Industry-Wide Pattern
This incident fits a troubling pattern emerging across professional services. Firms positioning themselves as AI experts have increasingly automated their research and content production, only to discover that LLMs excel at producing persuasive-sounding text with zero factual grounding. The consulting industry built its reputation on intellectual rigor—ironic then that they'd trust outputs from black-box systems without adequate verification.
Client Implications
Organizations that paid premium rates for KPMG's AI guidance may want to revisit those engagements. If the firm's own research contained hallucinations, what does that say about the recommendations derived from it? Due diligence just became a lot more complicated when your advisor can't distinguish fact from fabrication.
The Accountability Gap
Here's the uncomfortable truth nobody in consulting wants to discuss: when AI outputs bad advice, who bears responsibility? KPMG certainly won't be refunding clients based on 'the AI made me do it' defense.
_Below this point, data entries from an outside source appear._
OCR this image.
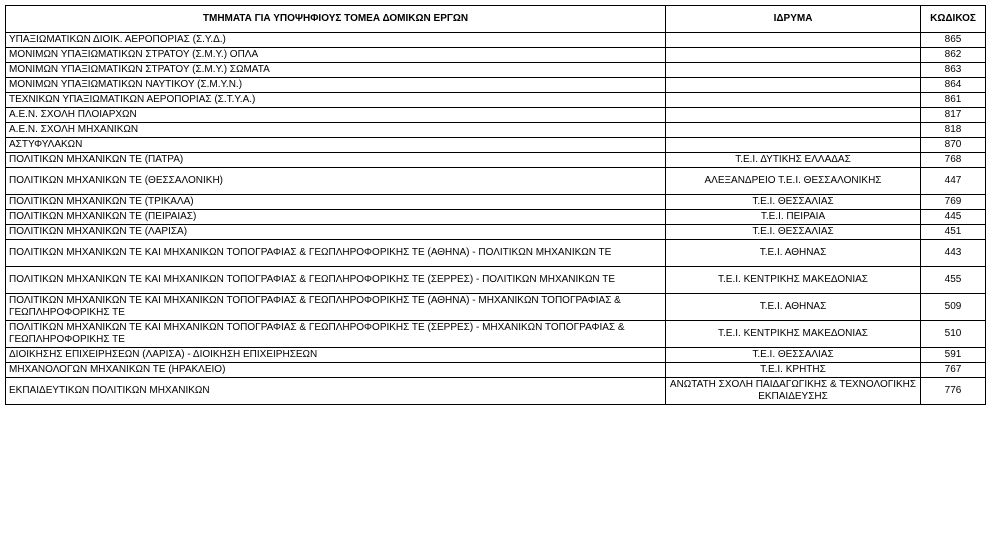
ΤΜΗΜΑΤΑ ΓΙΑ ΥΠΟΨΗΦΙΟΥΣ ΤΟΜΕΑ ΔΟΜΙΚΩΝ ΕΡΓΩΝ	ΙΔΡΥΜΑ	ΚΩΔΙΚΟΣ
ΥΠΑΞΙΩΜΑΤΙΚΩΝ ΔΙΟΙΚ. ΑΕΡΟΠΟΡΙΑΣ (Σ.Υ.Δ.)		865
ΜΟΝΙΜΩΝ ΥΠΑΞΙΩΜΑΤΙΚΩΝ ΣΤΡΑΤΟΥ (Σ.Μ.Υ.) ΟΠΛΑ		862
ΜΟΝΙΜΩΝ ΥΠΑΞΙΩΜΑΤΙΚΩΝ ΣΤΡΑΤΟΥ (Σ.Μ.Υ.) ΣΩΜΑΤΑ		863
ΜΟΝΙΜΩΝ ΥΠΑΞΙΩΜΑΤΙΚΩΝ ΝΑΥΤΙΚΟΥ (Σ.Μ.Υ.Ν.)		864
ΤΕΧΝΙΚΩΝ ΥΠΑΞΙΩΜΑΤΙΚΩΝ ΑΕΡΟΠΟΡΙΑΣ (Σ.Τ.Υ.Α.)		861
Α.Ε.Ν. ΣΧΟΛΗ ΠΛΟΙΑΡΧΩΝ		817
Α.Ε.Ν. ΣΧΟΛΗ ΜΗΧΑΝΙΚΩΝ		818
ΑΣΤΥΦΥΛΑΚΩΝ		870
ΠΟΛΙΤΙΚΩΝ ΜΗΧΑΝΙΚΩΝ ΤΕ (ΠΑΤΡΑ)	Τ.Ε.Ι. ΔΥΤΙΚΗΣ ΕΛΛΑΔΑΣ	768
ΠΟΛΙΤΙΚΩΝ ΜΗΧΑΝΙΚΩΝ ΤΕ (ΘΕΣΣΑΛΟΝΙΚΗ)	ΑΛΕΞΑΝΔΡΕΙΟ Τ.Ε.Ι. ΘΕΣΣΑΛΟΝΙΚΗΣ	447
ΠΟΛΙΤΙΚΩΝ ΜΗΧΑΝΙΚΩΝ ΤΕ (ΤΡΙΚΑΛΑ)	Τ.Ε.Ι. ΘΕΣΣΑΛΙΑΣ	769
ΠΟΛΙΤΙΚΩΝ ΜΗΧΑΝΙΚΩΝ ΤΕ (ΠΕΙΡΑΙΑΣ)	Τ.Ε.Ι. ΠΕΙΡΑΙΑ	445
ΠΟΛΙΤΙΚΩΝ ΜΗΧΑΝΙΚΩΝ ΤΕ (ΛΑΡΙΣΑ)	Τ.Ε.Ι. ΘΕΣΣΑΛΙΑΣ	451
ΠΟΛΙΤΙΚΩΝ ΜΗΧΑΝΙΚΩΝ ΤΕ ΚΑΙ ΜΗΧΑΝΙΚΩΝ ΤΟΠΟΓΡΑΦΙΑΣ & ΓΕΩΠΛΗΡΟΦΟΡΙΚΗΣ ΤΕ (ΑΘΗΝΑ) - ΠΟΛΙΤΙΚΩΝ ΜΗΧΑΝΙΚΩΝ ΤΕ	Τ.Ε.Ι. ΑΘΗΝΑΣ	443
ΠΟΛΙΤΙΚΩΝ ΜΗΧΑΝΙΚΩΝ ΤΕ ΚΑΙ ΜΗΧΑΝΙΚΩΝ ΤΟΠΟΓΡΑΦΙΑΣ & ΓΕΩΠΛΗΡΟΦΟΡΙΚΗΣ ΤΕ (ΣΕΡΡΕΣ) - ΠΟΛΙΤΙΚΩΝ ΜΗΧΑΝΙΚΩΝ ΤΕ	Τ.Ε.Ι. ΚΕΝΤΡΙΚΗΣ ΜΑΚΕΔΟΝΙΑΣ	455
ΠΟΛΙΤΙΚΩΝ ΜΗΧΑΝΙΚΩΝ ΤΕ ΚΑΙ ΜΗΧΑΝΙΚΩΝ ΤΟΠΟΓΡΑΦΙΑΣ & ΓΕΩΠΛΗΡΟΦΟΡΙΚΗΣ ΤΕ (ΑΘΗΝΑ) - ΜΗΧΑΝΙΚΩΝ ΤΟΠΟΓΡΑΦΙΑΣ & ΓΕΩΠΛΗΡΟΦΟΡΙΚΗΣ ΤΕ	Τ.Ε.Ι. ΑΘΗΝΑΣ	509
ΠΟΛΙΤΙΚΩΝ ΜΗΧΑΝΙΚΩΝ ΤΕ ΚΑΙ ΜΗΧΑΝΙΚΩΝ ΤΟΠΟΓΡΑΦΙΑΣ & ΓΕΩΠΛΗΡΟΦΟΡΙΚΗΣ ΤΕ (ΣΕΡΡΕΣ) - ΜΗΧΑΝΙΚΩΝ ΤΟΠΟΓΡΑΦΙΑΣ & ΓΕΩΠΛΗΡΟΦΟΡΙΚΗΣ ΤΕ	Τ.Ε.Ι. ΚΕΝΤΡΙΚΗΣ ΜΑΚΕΔΟΝΙΑΣ	510
ΔΙΟΙΚΗΣΗΣ ΕΠΙΧΕΙΡΗΣΕΩΝ (ΛΑΡΙΣΑ) - ΔΙΟΙΚΗΣΗ ΕΠΙΧΕΙΡΗΣΕΩΝ	Τ.Ε.Ι. ΘΕΣΣΑΛΙΑΣ	591
ΜΗΧΑΝΟΛΟΓΩΝ ΜΗΧΑΝΙΚΩΝ ΤΕ (ΗΡΑΚΛΕΙΟ)	Τ.Ε.Ι. ΚΡΗΤΗΣ	767
ΕΚΠΑΙΔΕΥΤΙΚΩΝ ΠΟΛΙΤΙΚΩΝ ΜΗΧΑΝΙΚΩΝ	ΑΝΩΤΑΤΗ ΣΧΟΛΗ ΠΑΙΔΑΓΩΓΙΚΗΣ & ΤΕΧΝΟΛΟΓΙΚΗΣ ΕΚΠΑΙΔΕΥΣΗΣ	776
This accountability gap—the ability to profit from confident errors while deflecting blame to software—may be the most significant 'innovation' AI has brought to professional services.
Key Takeaways
- Major consulting firms are not immune to AI's hallucination problem—they may be more vulnerable due to over-reliance on automation
- Client organizations need verification processes for any technology recommendations, regardless of the vendor or firm's reputation
- The irony of AI-generated misinformation about AI suggests industry-wide reflection is needed on how these tools are deployed internally
The Bottom Line
KPMG's hallucination problem isn't an anomaly—it's a symptom. When firms race to monetize AI expertise while cutting corners on quality control, this is what you get. Trust the hype machine at your own peril.